Managing Distributed Networks Requires a Unique Touch
A retailer’s network infrastructure needs to support all of the brand’s omnichannel efforts, which will be distributed to the point where the network perimeter is nearly impossible to track as brands adopt more outreach channels, for example, online stores. This will require robust gateway defenses that assure that all the traffic crossing the network threshold to access sensitive corporate data is legitimate.
This will be an especially difficult challenge for retailers given the diversity of data – in volume, size and sensitivity – that security teams will be tasked with securing, and the many different levels of access that will need to be assigned.
Point-of-sale systems (POS), for instance, are already becoming much more than just transaction terminals. The wireless devices that many companies are adopting for POS have access to inventory information within the store, in far-off warehouses and other branch locations to assure that no shopper leaves the building unsatisfied, even if that means the item they planned on walking out with is instead shipped to their home. At the same time, these devices will be processing sensitive customer payment information that requires a much higher level of security than inventory data (which, by design, should be transparent and widely accessible).
Security teams need to be able to have an active directory of users and devices with assigned permissions that their web gateways can quickly reference to immediately identify potentially suspicious traffic. From there, they need to set a baseline of what is expected/normal traffic based upon device types – frequent traffic between a POS tablet and a warehouse on a busy Saturday, for instance. This will make it easier to identify which activities would immediately appear anomalous, or if an unidentified user/device is attempting to cross the perimeter in the first place.
Separate the Most Sensitive Data
From there, transaction information and other sensitive traffic needs to be vetted through dedicated tools that isolate this information from less-sensitive data, such as inventory figures. This means that retailers should leverage dedicated gateways or paths into the network for transaction data, and similarly separate gateways and pathways for more innocuous information passing in and out of the network.

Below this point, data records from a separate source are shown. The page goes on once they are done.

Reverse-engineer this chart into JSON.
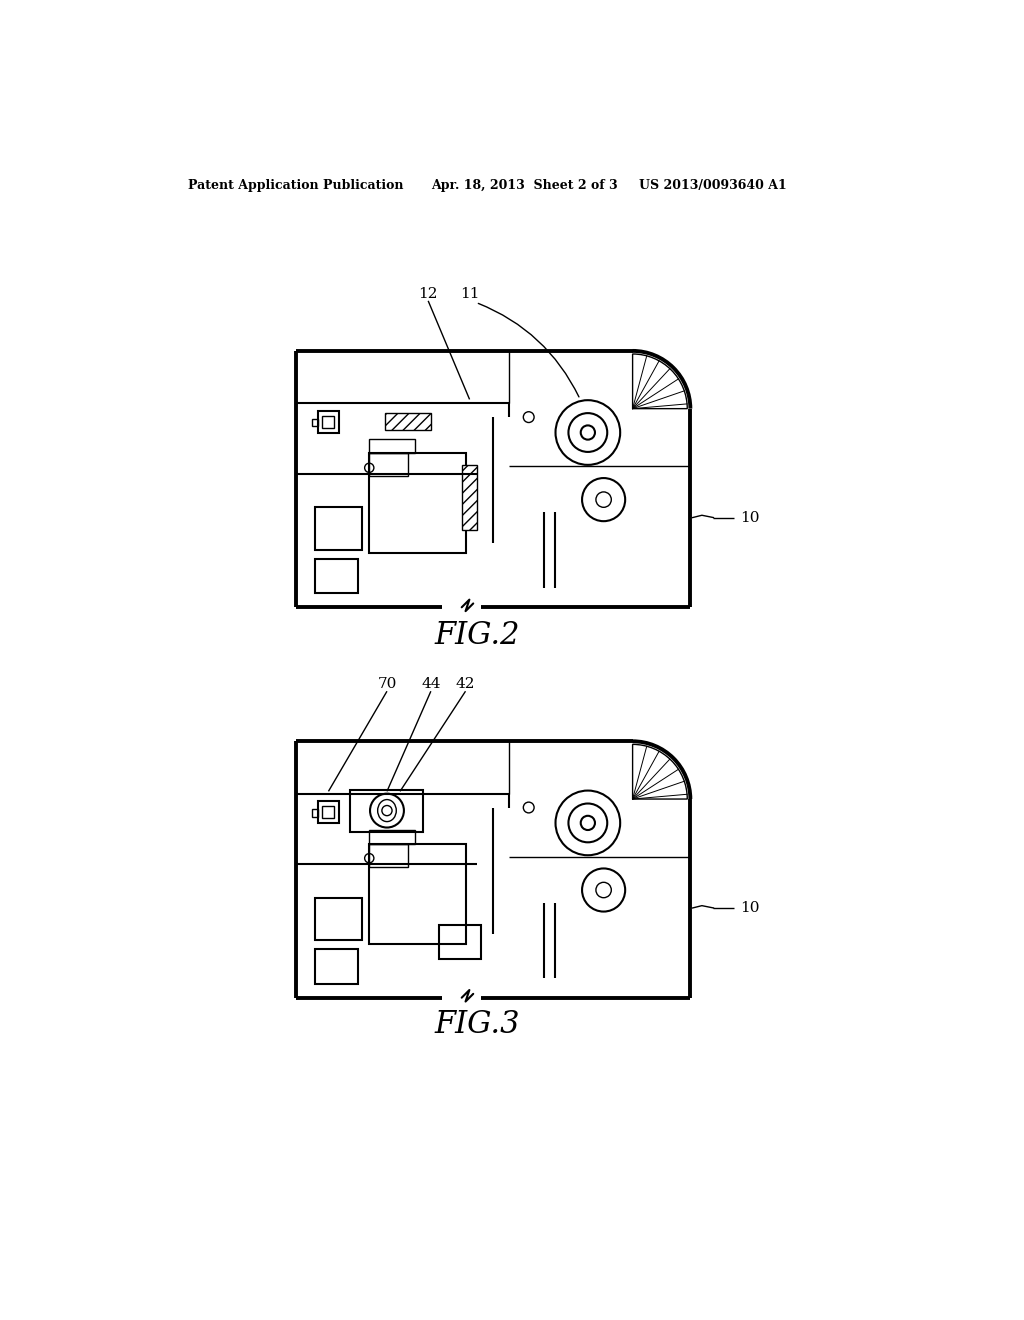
{
  "bg_color": "#ffffff",
  "header_left": "Patent Application Publication",
  "header_mid": "Apr. 18, 2013  Sheet 2 of 3",
  "header_right": "US 2013/0093640 A1",
  "fig2_label": "FIG.2",
  "fig3_label": "FIG.3",
  "lw_border": 2.8,
  "lw": 1.5,
  "lw_thin": 1.0
}
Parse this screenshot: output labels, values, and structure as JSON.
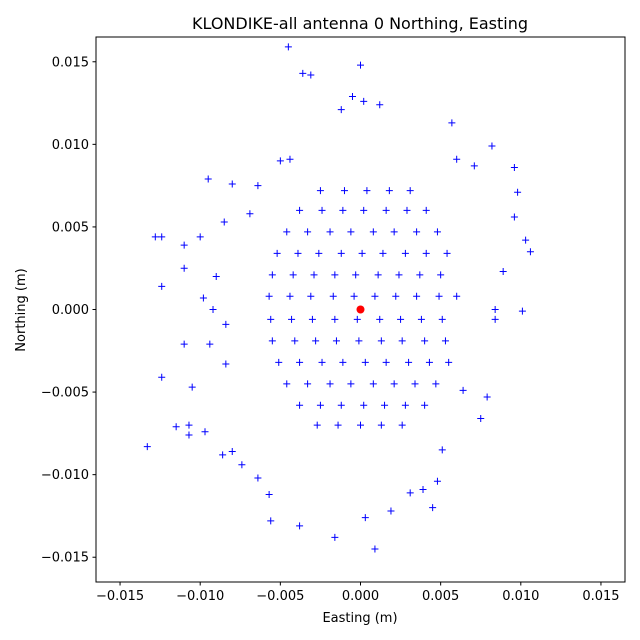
{
  "chart_data": {
    "type": "scatter",
    "title": "KLONDIKE-all antenna 0 Northing, Easting",
    "xlabel": "Easting (m)",
    "ylabel": "Northing (m)",
    "xlim": [
      -0.0165,
      0.0165
    ],
    "ylim": [
      -0.0165,
      0.0165
    ],
    "xticks": [
      {
        "value": -0.015,
        "label": "−0.015"
      },
      {
        "value": -0.01,
        "label": "−0.010"
      },
      {
        "value": -0.005,
        "label": "−0.005"
      },
      {
        "value": 0,
        "label": "0.000"
      },
      {
        "value": 0.005,
        "label": "0.005"
      },
      {
        "value": 0.01,
        "label": "0.010"
      },
      {
        "value": 0.015,
        "label": "0.015"
      }
    ],
    "yticks": [
      {
        "value": -0.015,
        "label": "−0.015"
      },
      {
        "value": -0.01,
        "label": "−0.010"
      },
      {
        "value": -0.005,
        "label": "−0.005"
      },
      {
        "value": 0,
        "label": "0.000"
      },
      {
        "value": 0.005,
        "label": "0.005"
      },
      {
        "value": 0.01,
        "label": "0.010"
      },
      {
        "value": 0.015,
        "label": "0.015"
      }
    ],
    "series": [
      {
        "color": "#0000ff",
        "marker": "+",
        "x": [
          -0.0133,
          -0.0128,
          -0.0124,
          -0.0124,
          -0.0124,
          -0.0115,
          -0.011,
          -0.011,
          -0.011,
          -0.0107,
          -0.0107,
          -0.0105,
          -0.0095,
          -0.01,
          -0.0098,
          -0.0097,
          -0.0086,
          -0.008,
          -0.0085,
          -0.0045,
          -0.0036,
          -0.0031,
          0,
          -0.0005,
          0.0012,
          0.0002,
          -0.0012,
          0.0057,
          0.0082,
          0.0096,
          0.0098,
          0.0096,
          0.0103,
          0.0106,
          0.0101,
          0.0089,
          0.0079,
          0.0075,
          0.0051,
          0.0048,
          0.0045,
          0.0019,
          0.0009,
          0.0003,
          -0.0016,
          -0.0038,
          -0.0056,
          -0.0057,
          -0.0064,
          -0.008,
          -0.0074,
          0.0031,
          0.0039,
          0.0064,
          0.0084,
          0.0084,
          0.0071,
          0.006,
          -0.005,
          -0.0044,
          -0.0064,
          -0.0069,
          -0.009,
          -0.0092,
          -0.0094,
          -0.0084,
          -0.0084,
          -0.0025,
          -0.001,
          0.0004,
          0.0018,
          0.0031,
          -0.0038,
          -0.0024,
          -0.0011,
          0.0002,
          0.0016,
          0.0029,
          0.0041,
          -0.0046,
          -0.0033,
          -0.0019,
          -0.0006,
          0.0008,
          0.0021,
          0.0035,
          0.0048,
          -0.0052,
          -0.0039,
          -0.0026,
          -0.0012,
          0.0001,
          0.0014,
          0.0028,
          0.0041,
          0.0054,
          -0.0055,
          -0.0042,
          -0.0029,
          -0.0016,
          -0.0003,
          0.0011,
          0.0024,
          0.0037,
          0.005,
          -0.0057,
          -0.0044,
          -0.0031,
          -0.0017,
          -0.0004,
          0.0009,
          0.0022,
          0.0035,
          0.0049,
          0.006,
          -0.0056,
          -0.0043,
          -0.003,
          -0.0016,
          -0.0002,
          0.0012,
          0.0025,
          0.0038,
          0.0051,
          -0.0055,
          -0.0041,
          -0.0028,
          -0.0015,
          -0.0001,
          0.0013,
          0.0026,
          0.004,
          0.0053,
          -0.0051,
          -0.0038,
          -0.0024,
          -0.0011,
          0.0003,
          0.0016,
          0.003,
          0.0043,
          0.0055,
          -0.0046,
          -0.0033,
          -0.0019,
          -0.0006,
          0.0008,
          0.0021,
          0.0034,
          0.0047,
          -0.0038,
          -0.0025,
          -0.0012,
          0.0002,
          0.0015,
          0.0028,
          0.004,
          -0.0027,
          -0.0014,
          0,
          0.0013,
          0.0026
        ],
        "y": [
          -0.0083,
          0.0044,
          0.0044,
          0.0014,
          -0.0041,
          -0.0071,
          0.0039,
          0.0025,
          -0.0021,
          -0.007,
          -0.0076,
          -0.0047,
          0.0079,
          0.0044,
          0.0007,
          -0.0074,
          -0.0088,
          0.0076,
          0.0053,
          0.0159,
          0.0143,
          0.0142,
          0.0148,
          0.0129,
          0.0124,
          0.0126,
          0.0121,
          0.0113,
          0.0099,
          0.0086,
          0.0071,
          0.0056,
          0.0042,
          0.0035,
          -0.0001,
          0.0023,
          -0.0053,
          -0.0066,
          -0.0085,
          -0.0104,
          -0.012,
          -0.0122,
          -0.0145,
          -0.0126,
          -0.0138,
          -0.0131,
          -0.0128,
          -0.0112,
          -0.0102,
          -0.0086,
          -0.0094,
          -0.0111,
          -0.0109,
          -0.0049,
          0,
          -0.0006,
          0.0087,
          0.0091,
          0.009,
          0.0091,
          0.0075,
          0.0058,
          0.002,
          0,
          -0.0021,
          -0.0033,
          -0.0009,
          0.0072,
          0.0072,
          0.0072,
          0.0072,
          0.0072,
          0.006,
          0.006,
          0.006,
          0.006,
          0.006,
          0.006,
          0.006,
          0.0047,
          0.0047,
          0.0047,
          0.0047,
          0.0047,
          0.0047,
          0.0047,
          0.0047,
          0.0034,
          0.0034,
          0.0034,
          0.0034,
          0.0034,
          0.0034,
          0.0034,
          0.0034,
          0.0034,
          0.0021,
          0.0021,
          0.0021,
          0.0021,
          0.0021,
          0.0021,
          0.0021,
          0.0021,
          0.0021,
          0.0008,
          0.0008,
          0.0008,
          0.0008,
          0.0008,
          0.0008,
          0.0008,
          0.0008,
          0.0008,
          0.0008,
          -0.0006,
          -0.0006,
          -0.0006,
          -0.0006,
          -0.0006,
          -0.0006,
          -0.0006,
          -0.0006,
          -0.0006,
          -0.0019,
          -0.0019,
          -0.0019,
          -0.0019,
          -0.0019,
          -0.0019,
          -0.0019,
          -0.0019,
          -0.0019,
          -0.0032,
          -0.0032,
          -0.0032,
          -0.0032,
          -0.0032,
          -0.0032,
          -0.0032,
          -0.0032,
          -0.0032,
          -0.0045,
          -0.0045,
          -0.0045,
          -0.0045,
          -0.0045,
          -0.0045,
          -0.0045,
          -0.0045,
          -0.0058,
          -0.0058,
          -0.0058,
          -0.0058,
          -0.0058,
          -0.0058,
          -0.0058,
          -0.007,
          -0.007,
          -0.007,
          -0.007,
          -0.007
        ]
      },
      {
        "color": "#ff0000",
        "marker": "o",
        "x": [
          0
        ],
        "y": [
          0
        ]
      }
    ]
  }
}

Inevitably, this will make cybersecurity a more delicate dance than it had been in the past for security and network administrators. That isn’t to say that an organization has to create more splintered operations simply because teams will need distinct capabilities to secure different kinds of traffic. Cloud-based security solutions, for instance, usually enable management of network information through a single console or interface, whereas hardware may require separate management per-device. On the flip side, businesses with sensitive data need to be wary about the information they send into shared-cloud environments, as it may be more prone to breaches by shared parties. The shift to omnichannel will require brands to weigh their priorities and the nature of their data to find a solution that fits best for their interests.
By being able to clearly isolate traffic, identify high-priority data, and secure it all cohesively, brands can more easily transition into an omnichannel future without inadvertently opening themselves up to business-killing data breaches.